São Paulo – O ex-presidente do Banco Central do Brasil, Roberto Campos Neto, afirmou em artigo publicado na Folha de S.Paulo que o endividamento dos governos chegou a um patamar “claramente insustentável” e exige a revisão de modelos de gasto público em todo o mundo.
Segundo o economista, a resposta fiscal e monetária coordenada à Covid-19 fez a dívida global crescer cerca de 15 pontos percentuais do Produto Interno Bruto (PIB) desde 2019. Nas economias emergentes, o salto foi ainda maior, de 20 p.p.
Campos Neto lembra que 65% de todo o passivo soberano está concentrado em Japão, Estados Unidos e Europa, regiões que hoje pagam custos de rolagem bem mais altos em razão do aumento simultâneo do estoque de débitos e das taxas de juros. Esse movimento, diz ele, “drena recursos” de países emergentes e pobres.
O ex-BC ressalta que as transferências de renda cresceram globalmente entre 1,5 e 2 p.p. do PIB durante a crise sanitária e continuam acima do nível pré-pandemia.

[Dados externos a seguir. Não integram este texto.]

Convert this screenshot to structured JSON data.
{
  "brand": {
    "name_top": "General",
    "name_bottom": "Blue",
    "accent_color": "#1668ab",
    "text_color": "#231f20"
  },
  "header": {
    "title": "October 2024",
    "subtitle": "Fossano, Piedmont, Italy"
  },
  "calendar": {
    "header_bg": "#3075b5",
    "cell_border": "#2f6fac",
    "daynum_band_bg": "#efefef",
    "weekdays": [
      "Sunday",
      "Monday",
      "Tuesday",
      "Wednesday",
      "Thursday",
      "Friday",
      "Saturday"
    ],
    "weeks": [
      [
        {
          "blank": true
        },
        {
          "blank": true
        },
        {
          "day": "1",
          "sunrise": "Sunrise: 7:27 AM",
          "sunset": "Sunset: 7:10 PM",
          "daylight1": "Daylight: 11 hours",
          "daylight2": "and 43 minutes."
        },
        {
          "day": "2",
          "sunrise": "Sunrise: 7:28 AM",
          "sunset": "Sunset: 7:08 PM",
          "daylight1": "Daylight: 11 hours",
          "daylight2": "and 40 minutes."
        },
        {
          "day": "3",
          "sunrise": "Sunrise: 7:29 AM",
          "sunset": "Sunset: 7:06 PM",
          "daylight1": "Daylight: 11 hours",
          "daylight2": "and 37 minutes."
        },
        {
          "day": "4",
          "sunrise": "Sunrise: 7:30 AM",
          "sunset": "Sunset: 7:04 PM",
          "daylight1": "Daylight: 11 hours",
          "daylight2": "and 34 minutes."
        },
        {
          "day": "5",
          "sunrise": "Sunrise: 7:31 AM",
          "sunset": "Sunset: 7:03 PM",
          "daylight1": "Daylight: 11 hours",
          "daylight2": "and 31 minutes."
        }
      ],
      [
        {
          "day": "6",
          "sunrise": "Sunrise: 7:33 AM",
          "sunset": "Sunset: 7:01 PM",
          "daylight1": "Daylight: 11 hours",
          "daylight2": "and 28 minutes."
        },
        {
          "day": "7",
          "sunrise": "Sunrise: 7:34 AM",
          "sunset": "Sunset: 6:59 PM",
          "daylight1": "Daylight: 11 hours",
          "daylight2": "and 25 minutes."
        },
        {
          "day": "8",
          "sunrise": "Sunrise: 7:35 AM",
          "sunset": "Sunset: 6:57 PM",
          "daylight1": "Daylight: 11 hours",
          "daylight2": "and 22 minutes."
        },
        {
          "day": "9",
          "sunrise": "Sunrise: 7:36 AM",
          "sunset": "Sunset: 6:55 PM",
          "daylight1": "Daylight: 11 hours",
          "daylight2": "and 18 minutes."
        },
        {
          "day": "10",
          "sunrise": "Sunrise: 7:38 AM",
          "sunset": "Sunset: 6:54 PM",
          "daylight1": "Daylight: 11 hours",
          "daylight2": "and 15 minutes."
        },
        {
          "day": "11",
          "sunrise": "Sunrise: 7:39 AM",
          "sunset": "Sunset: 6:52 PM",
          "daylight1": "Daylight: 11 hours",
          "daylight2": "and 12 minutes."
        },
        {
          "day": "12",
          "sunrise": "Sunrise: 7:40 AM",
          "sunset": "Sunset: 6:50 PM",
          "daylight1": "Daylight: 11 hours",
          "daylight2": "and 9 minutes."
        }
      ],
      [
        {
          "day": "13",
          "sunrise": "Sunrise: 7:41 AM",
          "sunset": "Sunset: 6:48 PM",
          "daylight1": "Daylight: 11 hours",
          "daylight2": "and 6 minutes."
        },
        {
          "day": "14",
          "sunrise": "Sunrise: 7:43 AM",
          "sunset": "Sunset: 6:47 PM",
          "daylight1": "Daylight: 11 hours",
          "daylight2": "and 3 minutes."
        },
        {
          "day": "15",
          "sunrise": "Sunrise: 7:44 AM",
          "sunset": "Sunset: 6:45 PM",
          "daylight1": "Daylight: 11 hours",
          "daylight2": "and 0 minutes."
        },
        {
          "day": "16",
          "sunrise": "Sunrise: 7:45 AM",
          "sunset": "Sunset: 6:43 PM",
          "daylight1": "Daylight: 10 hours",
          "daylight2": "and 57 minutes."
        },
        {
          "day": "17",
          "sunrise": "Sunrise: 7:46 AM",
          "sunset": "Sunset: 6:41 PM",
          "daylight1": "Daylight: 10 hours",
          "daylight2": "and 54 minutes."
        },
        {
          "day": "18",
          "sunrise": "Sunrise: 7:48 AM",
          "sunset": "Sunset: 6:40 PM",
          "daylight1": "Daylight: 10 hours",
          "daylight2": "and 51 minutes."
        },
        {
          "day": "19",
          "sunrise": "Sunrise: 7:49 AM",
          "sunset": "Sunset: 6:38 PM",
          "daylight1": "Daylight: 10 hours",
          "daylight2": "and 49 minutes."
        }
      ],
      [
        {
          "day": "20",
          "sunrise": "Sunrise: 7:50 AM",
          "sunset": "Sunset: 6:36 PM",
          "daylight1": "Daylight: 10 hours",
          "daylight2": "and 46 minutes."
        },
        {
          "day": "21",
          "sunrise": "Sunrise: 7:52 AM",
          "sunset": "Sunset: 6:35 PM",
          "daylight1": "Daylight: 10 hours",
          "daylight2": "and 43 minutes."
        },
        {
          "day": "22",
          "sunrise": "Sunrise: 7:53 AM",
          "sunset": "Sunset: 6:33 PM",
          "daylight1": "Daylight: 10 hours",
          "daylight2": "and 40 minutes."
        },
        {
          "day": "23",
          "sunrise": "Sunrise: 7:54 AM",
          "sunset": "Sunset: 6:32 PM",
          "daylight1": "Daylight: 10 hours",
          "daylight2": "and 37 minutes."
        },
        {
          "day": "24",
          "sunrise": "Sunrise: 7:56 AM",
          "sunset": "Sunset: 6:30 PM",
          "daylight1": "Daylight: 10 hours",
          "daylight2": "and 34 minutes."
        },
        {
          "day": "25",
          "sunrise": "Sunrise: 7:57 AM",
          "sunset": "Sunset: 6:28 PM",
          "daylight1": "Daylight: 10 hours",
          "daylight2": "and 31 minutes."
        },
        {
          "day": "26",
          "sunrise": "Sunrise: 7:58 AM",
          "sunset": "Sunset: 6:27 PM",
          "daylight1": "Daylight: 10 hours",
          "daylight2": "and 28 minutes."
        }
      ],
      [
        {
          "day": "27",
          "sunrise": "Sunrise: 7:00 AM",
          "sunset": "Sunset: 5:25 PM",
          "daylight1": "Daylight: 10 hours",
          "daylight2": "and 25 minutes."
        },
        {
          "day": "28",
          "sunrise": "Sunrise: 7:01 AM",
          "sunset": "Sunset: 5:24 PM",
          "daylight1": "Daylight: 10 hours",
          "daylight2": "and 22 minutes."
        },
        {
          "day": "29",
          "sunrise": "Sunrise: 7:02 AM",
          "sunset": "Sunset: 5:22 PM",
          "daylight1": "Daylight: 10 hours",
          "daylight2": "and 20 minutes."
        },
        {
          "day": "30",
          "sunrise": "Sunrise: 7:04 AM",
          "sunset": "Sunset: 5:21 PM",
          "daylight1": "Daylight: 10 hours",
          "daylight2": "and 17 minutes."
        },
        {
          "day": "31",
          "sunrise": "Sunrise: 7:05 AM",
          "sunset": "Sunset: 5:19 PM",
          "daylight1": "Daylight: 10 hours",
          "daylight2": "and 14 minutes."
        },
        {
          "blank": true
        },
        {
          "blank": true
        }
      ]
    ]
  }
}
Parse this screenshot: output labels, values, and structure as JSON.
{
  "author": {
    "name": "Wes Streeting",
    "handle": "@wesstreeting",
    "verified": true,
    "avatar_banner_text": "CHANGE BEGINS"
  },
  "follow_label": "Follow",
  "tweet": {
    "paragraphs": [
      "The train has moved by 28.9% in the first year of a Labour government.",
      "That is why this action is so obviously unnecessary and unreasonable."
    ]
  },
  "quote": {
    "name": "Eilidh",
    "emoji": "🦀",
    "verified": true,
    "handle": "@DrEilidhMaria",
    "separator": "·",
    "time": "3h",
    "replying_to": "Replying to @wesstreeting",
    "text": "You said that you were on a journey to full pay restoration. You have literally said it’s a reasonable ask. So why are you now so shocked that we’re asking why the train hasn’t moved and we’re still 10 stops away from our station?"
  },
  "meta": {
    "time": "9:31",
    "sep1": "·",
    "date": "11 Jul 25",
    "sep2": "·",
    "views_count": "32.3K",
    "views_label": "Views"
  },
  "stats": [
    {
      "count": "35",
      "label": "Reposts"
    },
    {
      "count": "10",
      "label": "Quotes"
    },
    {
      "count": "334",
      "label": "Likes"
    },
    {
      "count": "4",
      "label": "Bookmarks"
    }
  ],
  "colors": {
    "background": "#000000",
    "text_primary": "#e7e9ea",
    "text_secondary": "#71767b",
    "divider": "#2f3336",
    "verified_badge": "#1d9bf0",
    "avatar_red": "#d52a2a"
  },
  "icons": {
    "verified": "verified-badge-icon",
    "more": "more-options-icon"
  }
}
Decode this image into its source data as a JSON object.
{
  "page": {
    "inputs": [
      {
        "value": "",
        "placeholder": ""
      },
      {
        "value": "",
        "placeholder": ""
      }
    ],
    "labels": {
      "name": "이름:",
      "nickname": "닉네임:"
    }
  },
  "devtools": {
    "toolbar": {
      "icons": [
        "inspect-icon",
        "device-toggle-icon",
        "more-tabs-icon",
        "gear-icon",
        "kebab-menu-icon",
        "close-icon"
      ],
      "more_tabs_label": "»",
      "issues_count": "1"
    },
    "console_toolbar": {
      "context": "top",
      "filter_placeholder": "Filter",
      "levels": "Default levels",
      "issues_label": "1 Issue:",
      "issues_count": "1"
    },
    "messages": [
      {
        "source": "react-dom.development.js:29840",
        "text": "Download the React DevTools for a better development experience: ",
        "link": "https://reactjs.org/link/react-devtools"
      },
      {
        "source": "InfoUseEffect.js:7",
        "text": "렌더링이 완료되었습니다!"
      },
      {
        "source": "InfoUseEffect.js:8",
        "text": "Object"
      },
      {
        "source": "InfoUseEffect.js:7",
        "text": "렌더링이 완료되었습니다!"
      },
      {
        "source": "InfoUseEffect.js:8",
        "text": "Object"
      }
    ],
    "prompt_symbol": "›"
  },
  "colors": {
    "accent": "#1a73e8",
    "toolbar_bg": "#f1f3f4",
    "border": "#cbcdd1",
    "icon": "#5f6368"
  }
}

A regra dos “3 Ts” — benefícios temporários, direcionados (targeted) e sob medida (tailored) —, discutida entre bancos centrais no FMI, não foi seguida, afirma.
Dados do Fundo Monetário Internacional citados por Campos Neto mostram déficit primário médio de 2% do PIB nas economias avançadas e de 3,8% nos emergentes. Para ele, a maioria dos ajustes adotados até agora privilegia o aumento de receita, com novos tributos sobre estoques de riqueza e empresas, o que pode reduzir a produtividade no longo prazo.
O artigo menciona ainda o envelhecimento populacional, que eleva gastos previdenciários e reduz a força de trabalho, além de instabilidade geopolítica e alto custo da transição energética. Todos esses fatores, argumenta, requerem investimentos substanciais.
Imagem: redir.folha.com.br
O Fundo prevê que a relação dívida/PIB global suba de 84% em 2019 para 100% em 2030. Campos Neto relaciona o cenário a juros mais elevados, aumento da desigualdade e despesas crescentes com defesa, reorganização de cadeias de suprimentos e programas sociais.
Entre os pontos de atenção, ele cita os efeitos do “trumpenomics” nos Estados Unidos, a vulnerabilidade de países pobres, a necessidade de um novo modelo econômico para a Europa, a trajetória da dívida japonesa em ambiente de juros longos maiores e o avanço da China em setores estratégicos.
Campos Neto considera que o orçamento recentemente aprovado nos EUA sinaliza o início de uma nova fase de tensão fiscal e aconselha economias emergentes, como o Brasil, a adotarem políticas de ajuste e se prepararem para maior volatilidade.